可不管这声“对不起”有多微不足道,也不管孟笙会不会接受,她都应该道歉。
为她作为母亲,人民教师,也为自己的女儿,都该道这个歉。
孟笙其实非常能理解吕秋玲的心情,可理解不等于谅解。
她现在能坐在这里耐心地听吕秋玲道歉,更或是愿意见她,都是一种不容易。
从吕秋玲的话里也能听出来,她是在为宁微微破坏她的婚姻,以及入狱前在网上诋毁她的事情道歉。
宁微微那些想害死她,害她母亲许黎的事情,吕秋玲定然是不知道的。
须臾,她才静静望着吕秋玲,缓缓开口说,“吕阿姨,不止您在找她,我也在找,警方也在找。”
第333章 同归于尽
吕秋玲一愣,“警方?”
她的心倏地被揪紧,紧张又错愕地想要站起来,但又不得不死死压制住,只能磕磕巴巴地问,“她……她又做什……什么伤害你的事情了?
她……我……笙笙……她到底是为什么这么死性不改?!坐那一个多月的牢还不够吗?为什么非要把自己往绝路上逼?!
到底是为什么?她小时候明明很听话的……”
孟笙听着她那些无能又崩溃的声音,也无奈叹息一声。
她以前也会想,宁微微为什么会变成现在这个样子,但现在不会那么想了。
不管怎么想,都改变不了事实。
但身为母亲的吕秋玲很难接受。
如果说宁微微插足她和商泊禹的婚姻,那是人品问题,可宁微微对她下死手,那就是人格问题了。
等吕秋玲说得差不多了,孟笙才放下手中的茶杯。
关于宁微微想杀她的事,她在心里短暂地斟酌过后,还是没有直接和吕秋玲说。
只道,“吕阿姨……我知道您和宁叔叔也不容易,你们也接受不了这个结果,
但有些事情,不是我们三言两语就能改变的,就像宁微微,她已经回不了头了,不再是道德层面的事了,
您拉不住她的,这一点,她和商泊禹的事情,在我这里已经过去了,该追究的我也追究过了,可她现如今还想要我的命,我没法坐以待毙。

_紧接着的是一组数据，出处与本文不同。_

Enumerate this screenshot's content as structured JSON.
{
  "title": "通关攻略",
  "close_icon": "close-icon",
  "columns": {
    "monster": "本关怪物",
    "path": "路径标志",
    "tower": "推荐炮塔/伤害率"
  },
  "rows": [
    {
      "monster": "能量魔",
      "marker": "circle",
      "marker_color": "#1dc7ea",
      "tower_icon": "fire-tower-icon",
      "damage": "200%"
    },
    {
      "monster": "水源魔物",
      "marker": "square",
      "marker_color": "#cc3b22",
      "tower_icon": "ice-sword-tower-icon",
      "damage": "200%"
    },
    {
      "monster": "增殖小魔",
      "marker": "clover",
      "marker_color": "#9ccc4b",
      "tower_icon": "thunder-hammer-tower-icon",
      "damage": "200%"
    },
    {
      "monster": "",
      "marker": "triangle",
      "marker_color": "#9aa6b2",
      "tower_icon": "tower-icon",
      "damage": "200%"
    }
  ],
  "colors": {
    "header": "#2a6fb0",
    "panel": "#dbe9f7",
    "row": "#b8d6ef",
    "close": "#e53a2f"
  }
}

吕阿姨,您应该比我清楚,她的结局,您应该也能想到,却也是她自己应得的,也是她自己把自己的后路断了。
没有人会希望走到如今这个局面,我也不想……但我没法左右。我的话,也只能说到这里了。”
再多的,她也没法说了。
吕秋玲听言,像是有道雷,直接劈在了她身上。
她失神的呢喃着,“要你的命?你……你是说微微……她想害你……她怎么能……怎么能这样?”

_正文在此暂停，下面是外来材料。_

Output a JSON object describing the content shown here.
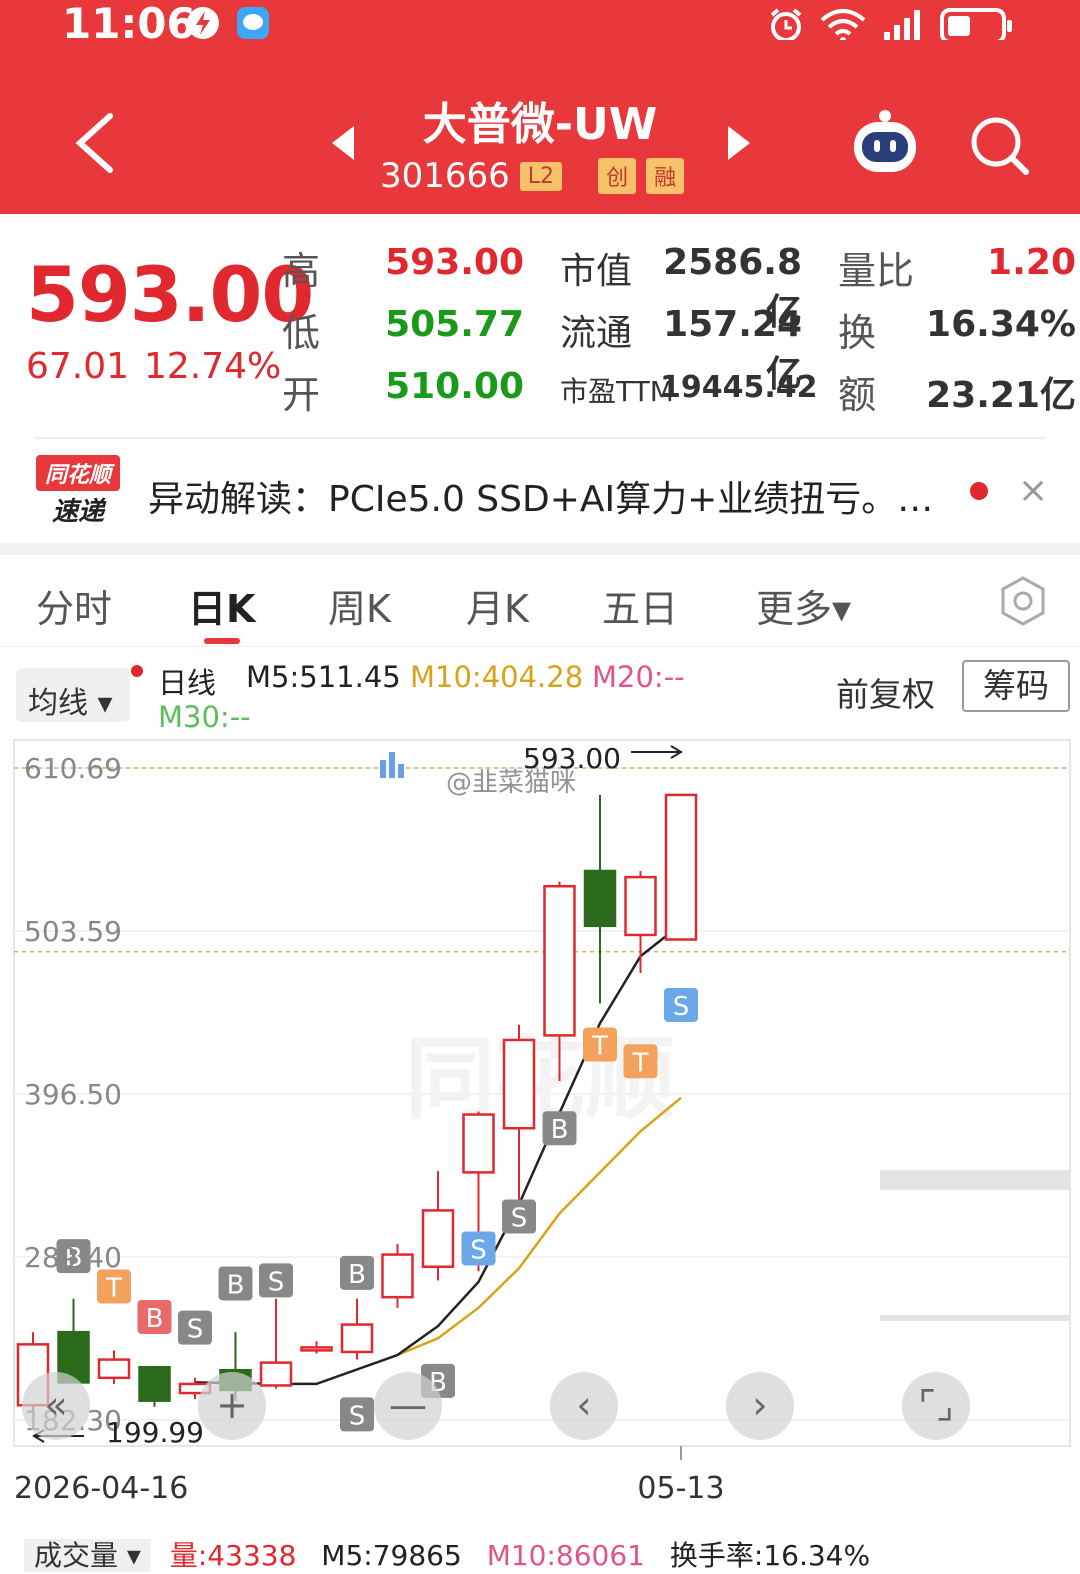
{
  "status": {
    "time": "11:06"
  },
  "header": {
    "title": "大普微-UW",
    "code": "301666",
    "tags": [
      "L2",
      "创",
      "融"
    ]
  },
  "quote": {
    "price": "593.00",
    "change": "67.01",
    "change_pct": "12.74%",
    "rows": [
      {
        "label": "高",
        "value": "593.00",
        "k2": "市值",
        "v2": "2586.8亿",
        "k3": "量比",
        "v3": "1.20"
      },
      {
        "label": "低",
        "value": "505.77",
        "k2": "流通",
        "v2": "157.24亿",
        "k3": "换",
        "v3": "16.34%"
      },
      {
        "label": "开",
        "value": "510.00",
        "k2": "市盈TTM",
        "v2": "19445.42",
        "k3": "额",
        "v3": "23.21亿"
      }
    ]
  },
  "news": {
    "logo_top": "同花顺",
    "logo_bottom": "速递",
    "text": "异动解读：PCIe5.0 SSD+AI算力+业绩扭亏。…",
    "close": "×"
  },
  "tabs": [
    "分时",
    "日K",
    "周K",
    "月K",
    "五日",
    "更多▾"
  ],
  "active_tab": "日K",
  "indicators": {
    "ma_select": "均线 ▾",
    "period": "日线",
    "m5": "M5:511.45",
    "m10": "M10:404.28",
    "m20": "M20:--",
    "m30": "M30:--",
    "adj": "前复权",
    "chip": "筹码",
    "colors": {
      "m5": "#222222",
      "m10": "#d9a21b",
      "m20": "#e0548a",
      "m30": "#5cbd5c"
    }
  },
  "chart_data": {
    "type": "candlestick",
    "y_ticks": [
      "610.69",
      "503.59",
      "396.50",
      "289.40",
      "182.30"
    ],
    "ylim": [
      182.3,
      610.69
    ],
    "x_labels": [
      "2026-04-16",
      "05-13"
    ],
    "high_annotation": "593.00",
    "low_annotation": "199.99",
    "watermark": "@韭菜猫咪",
    "up_color": "#e0282e",
    "down_color": "#2a6a1a",
    "candles": [
      {
        "o": 192,
        "c": 232,
        "h": 240,
        "l": 188
      },
      {
        "o": 240,
        "c": 207,
        "h": 262,
        "l": 207
      },
      {
        "o": 210,
        "c": 222,
        "h": 228,
        "l": 206
      },
      {
        "o": 217,
        "c": 195,
        "h": 217,
        "l": 191
      },
      {
        "o": 200,
        "c": 206,
        "h": 210,
        "l": 196
      },
      {
        "o": 215,
        "c": 202,
        "h": 240,
        "l": 195
      },
      {
        "o": 205,
        "c": 220,
        "h": 262,
        "l": 203
      },
      {
        "o": 230,
        "c": 230,
        "h": 234,
        "l": 226
      },
      {
        "o": 227,
        "c": 245,
        "h": 262,
        "l": 222
      },
      {
        "o": 263,
        "c": 291,
        "h": 298,
        "l": 256
      },
      {
        "o": 283,
        "c": 320,
        "h": 346,
        "l": 274
      },
      {
        "o": 345,
        "c": 383,
        "h": 385,
        "l": 280
      },
      {
        "o": 374,
        "c": 432,
        "h": 442,
        "l": 327
      },
      {
        "o": 435,
        "c": 533,
        "h": 536,
        "l": 405
      },
      {
        "o": 543,
        "c": 507,
        "h": 593,
        "l": 456
      },
      {
        "o": 501,
        "c": 539,
        "h": 543,
        "l": 476
      },
      {
        "o": 498,
        "c": 593,
        "h": 593,
        "l": 505.77
      }
    ],
    "signals": [
      {
        "i": 1,
        "t": "B",
        "price": 290,
        "color": "#888888"
      },
      {
        "i": 2,
        "t": "T",
        "price": 270,
        "color": "#f2a25c"
      },
      {
        "i": 3,
        "t": "B",
        "price": 250,
        "color": "#e86a6a"
      },
      {
        "i": 4,
        "t": "S",
        "price": 243,
        "color": "#888888"
      },
      {
        "i": 5,
        "t": "B",
        "price": 272,
        "color": "#888888"
      },
      {
        "i": 6,
        "t": "S",
        "price": 274,
        "color": "#888888"
      },
      {
        "i": 8,
        "t": "B",
        "price": 279,
        "color": "#888888"
      },
      {
        "i": 8,
        "t": "S",
        "price": 186,
        "color": "#888888"
      },
      {
        "i": 10,
        "t": "B",
        "price": 208,
        "color": "#888888"
      },
      {
        "i": 11,
        "t": "S",
        "price": 295,
        "color": "#6aa8e8"
      },
      {
        "i": 12,
        "t": "S",
        "price": 316,
        "color": "#888888"
      },
      {
        "i": 13,
        "t": "B",
        "price": 374,
        "color": "#888888"
      },
      {
        "i": 14,
        "t": "T",
        "price": 429,
        "color": "#f2a25c"
      },
      {
        "i": 15,
        "t": "T",
        "price": 418,
        "color": "#f2a25c"
      },
      {
        "i": 16,
        "t": "S",
        "price": 455,
        "color": "#6aa8e8"
      }
    ],
    "ma5": [
      [
        4,
        207
      ],
      [
        6,
        206
      ],
      [
        7,
        206
      ],
      [
        9,
        225
      ],
      [
        10,
        244
      ],
      [
        11,
        273
      ],
      [
        12,
        324
      ],
      [
        13,
        384
      ],
      [
        14,
        443
      ],
      [
        15,
        487
      ],
      [
        16,
        508
      ]
    ],
    "ma10": [
      [
        9,
        225
      ],
      [
        10,
        236
      ],
      [
        11,
        256
      ],
      [
        12,
        282
      ],
      [
        13,
        318
      ],
      [
        14,
        345
      ],
      [
        15,
        372
      ],
      [
        16,
        394
      ]
    ]
  },
  "volume_strip": {
    "label": "成交量 ▾",
    "vol": "量:43338",
    "m5": "M5:79865",
    "m10": "M10:86061",
    "turnover": "换手率:16.34%"
  }
}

孟笙再次端起茶抿了口,移开了目光,不为所动道,“吕阿姨,您回去吧,和叔叔保重身体。”
吕秋玲知道自己最后的一丝希望彻底破灭了。
微微犯的错比她想象中还要大,如孟笙所说,她拉不回来了。
泪水就像断了线的珍珠,一颗接着一颗地掉。
她抬手抹了好几把眼泪,面容此刻像是老了二十岁一般。
为了女儿,她一把年纪,还要卑微恳切的和人道歉,“对不住,笙笙,实在是对不住……嗯,你说的那些,我……我都是知道的……”
那些客套话最后到底是哽在喉咙里没能说出来,好半晌,她站起身,朝孟笙深深鞠了一躬。
“笙笙,阿姨再次和你郑重道个歉,对不起,你说的那些我明白,也清楚,我拉不回来她了,不论什么样的后果,
都是她咎由自取的,我和他爸都无话可说,只是真的很对不住你,阿姨以前……真的把你当做女儿一样……”
她哽咽的停顿了下,觉得现在说这些没有什么意义,还有些矫情。
她摇摇头,“好,好了,我这就走了,走了……走了……不打扰你工作了,阿姨希望你往后幸福美满,平安喜乐。对不住啊,笙笙。”
孟笙抿抿唇,没再说话。
看她往门口的方向走,她才放下杯子,起身把她送出办公室,也没再盯着她的背影看,就把门关上了。
等回身时,恰好放在办公桌上的手机响了,是短信提示音。
“叮”地一声,在偌大的办公室里显得极为悦耳。
【小心!今晚凌晨四点二十七分,宁微微会携带自制的加量浓硝酸和乙醇潜入一笙美术馆,在馆长办公室埋伏你,想和你同归于尽,同时再毁了美术馆。】
第334章 是真的疯了!
孟笙走过去,拿起手机看到上面的短信内容时,整个人都僵在了原地。
浓硝酸和乙醇……
这两种化学物质的核心反应是生成不稳定的硝酸乙酯,它对机械冲击(如摇晃、震动)、摩擦、热源(包括热水)和火花都高度敏感,极容易发生剧烈分解和爆炸。
她记得,宁微微以前的化学成绩很好,上京大本来选的是化学专业,但因为当初她父母的操控和掺和,让她产生逆反心理。
选了从来没有涉猎过的美术视觉传达设计。
这两种化学催化剂和氧化剂算是化学中较为基础的一类了。
呵,这么多年没碰过化学了,没想到她再碰,是要用到她身上。
真够讽刺的。
宁微微的丧心病狂再一次刷新了她的认知,为了杀她,甚至都不惜用同归于尽这一招。